THE GEOGRAPHY OF TRANSPORT SYSTEMS

Note: In 1990 Dollars, purchasing power parity.
Source: Data compiled by A. Maddison, University of Groningen.
Historically, the world's balance of wealth undertook two major shifts, one triggered by the industrial revolution (early 19th century) and the other, unfolding, triggered by globalization (late 20th century). Prior to the industrial revolution, the economic size of a nation was directly proportional to its population, which was dominantly rural. Agricultural surpluses permitted an initial division of labor and was used to support various crafts, administrative and service activities. The capacity to grow food was therefore the foundation of wealth of nations, since the greater the food surplus the larger the potential base for non-agricultural activities. Since China and India were mostly relying on rice cultivation (the most productive form of agriculture) supported by extensive irrigation systems, they achieved early in history the world's largest populations and correspondingly the largest GDP. They jointly accounted for 50% of the world's GDP up to the early 19th century.
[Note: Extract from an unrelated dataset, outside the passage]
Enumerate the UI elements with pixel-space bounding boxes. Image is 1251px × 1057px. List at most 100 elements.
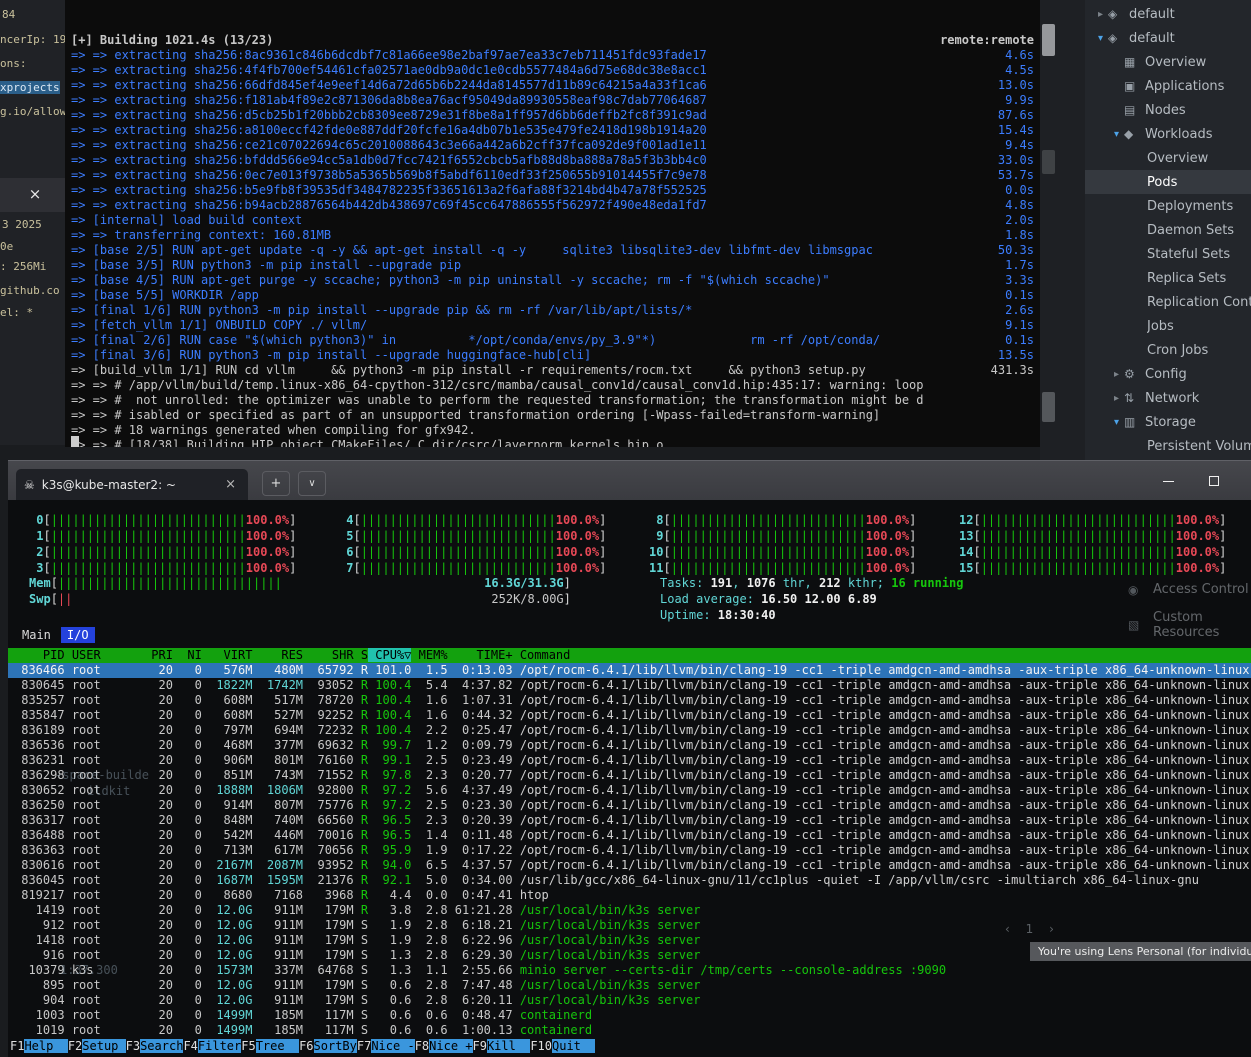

This situation would endure until the industrial revolution.
The mechanization of production brought by the industrial revolution broke the relationship between population and economic output. European countries and their offshoots (e.g. the United States), which historically had a modest share of the global GPD, were able to become the world's dominant economies, some projecting this influence through colonial empires. By 1900 five nations accounted for about 45% of the world's GPD (United States, Great Britain, Germany, France, Italy and Japan), with the share of China and India collapsing to less than 20%. By the 1970s, China and India jointly accounted for less than 9% of the world's GDP in spite of their surging populations and the United States peaked at 22% of the world's GDP.
In the late 1980s and early 1990s a rebalancing of the world's GDP began. By undertaking their own industrial revolution within an integrated global economy China and later India were able to gradually reclaim a share of the GDP more in line with their populations. It could be postulated that once this rebalancing is completed and that the global economy will reach a new equilibrium where economic output will be correlated with population, as it is was before the industrial revolution.